I am trying to load data into bigquery using bq-command line tool. Data is in following scheme (TSV):

time_stamp:INTEGER
id:INTEGER
url:STRING (-- unused/ignore)
domain:STRING
keyword:STRING
normalized_key:STRING (-- comma separated list)
is_natural:BOOLEAN (as "t"/"f")
category_code:STRING
p_id:STRING

But I am getting following error

File: 0 / Line:120642 / Field:5: Data between close double quote
(") and field separator: field starts with: <massive >
File: 0 / Line:127690 / Field:1: Value cannot be converted to
expected type.

My Understanding is

  • File: 0 / Line:120642 / Field:5: Data between close double quote (") and field separator: field starts with: --> This is because values of Field:5 is comma separated list

  • File: 0 / Line:127690 / Field:1: Value cannot be converted to expected type. --> Actual Field values are of different type then expected.

How do I make bigquery to read comma separated list as Field:5 value & ignore the records where Field values are different type than expected

1
Found this for second error : --max_bad_records=xx, but doesn't worked .roy
Replace xx with a big number.

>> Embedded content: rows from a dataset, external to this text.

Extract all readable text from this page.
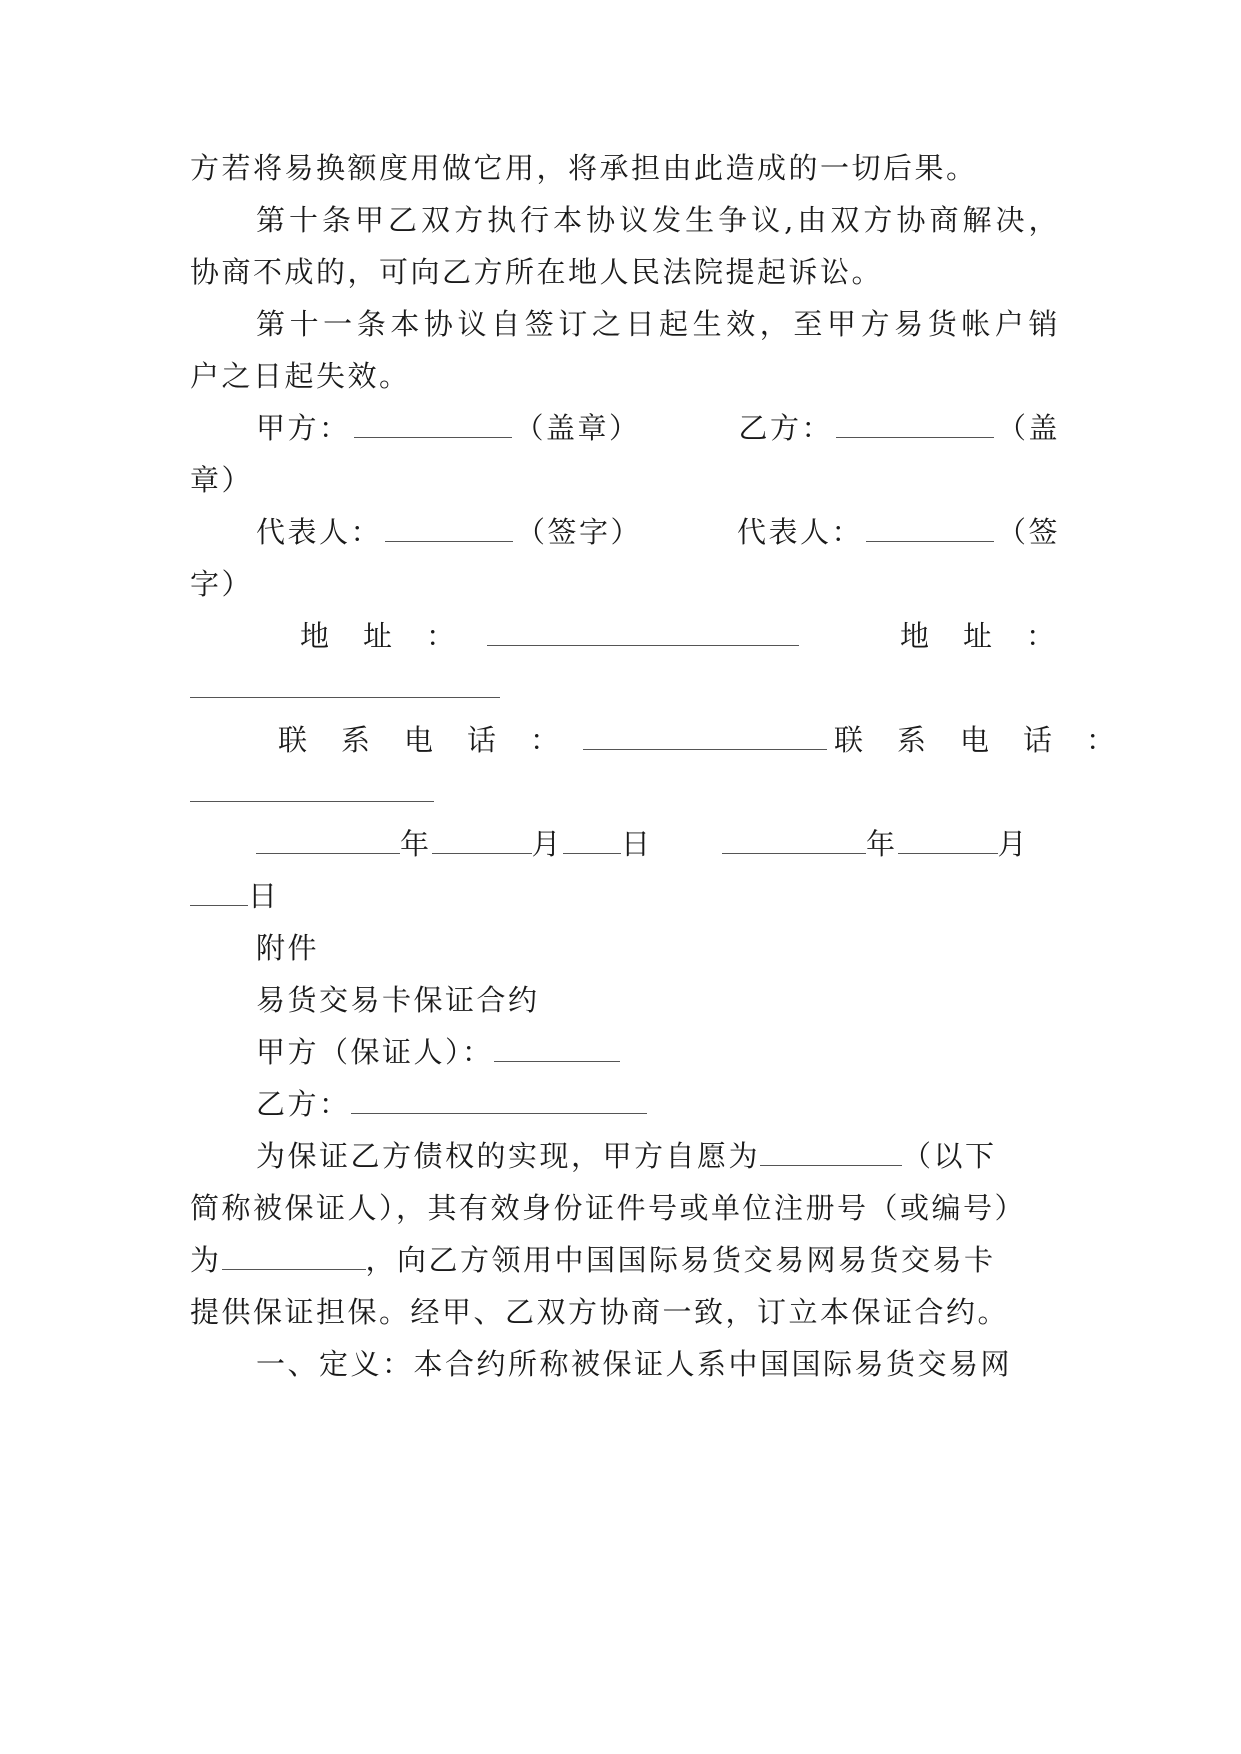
方若将易换额度用做它用，将承担由此造成的一切后果。
第十条甲乙双方执行本协议发生争议,由双方协商解决，
协商不成的，可向乙方所在地人民法院提起诉讼。
第十一条本协议自签订之日起生效，至甲方易货帐户销
户之日起失效。
甲方：	（盖章）	乙方：	（盖
章）
代表人：	（签字）	代表人：	（签
字）
地　址　：	地　址　：
联　系　电　话　：	联　系　电　话　：
年	月 日	年	月
日
附件
易货交易卡保证合约
甲方（保证人）：
乙方：
为保证乙方债权的实现，甲方自愿为	（以下
简称被保证人），其有效身份证件号或单位注册号（或编号）
为	，向乙方领用中国国际易货交易网易货交易卡
提供保证担保。经甲、乙双方协商一致，订立本保证合约。
一、定义：本合约所称被保证人系中国国际易货交易网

That's what I do :)Felipe Hoffa
Before that, to work around first error I removed double quote using sed.roy
Now i want to delete records which start with non integer in first column.roy
Another option: Import everything as string, filter and cast inside BigQuery laterFelipe Hoffa

1 Answers

1
votes

Try setting the quote char to '\0' or something that doesn't appear in the table. TSV files don't usually quote fields (i.e. you won't have a line that looks like a\t"foo bar"\tbaz) so this should likely be ok unless you have tab chars that should be quoted (which is unlikely in TSV).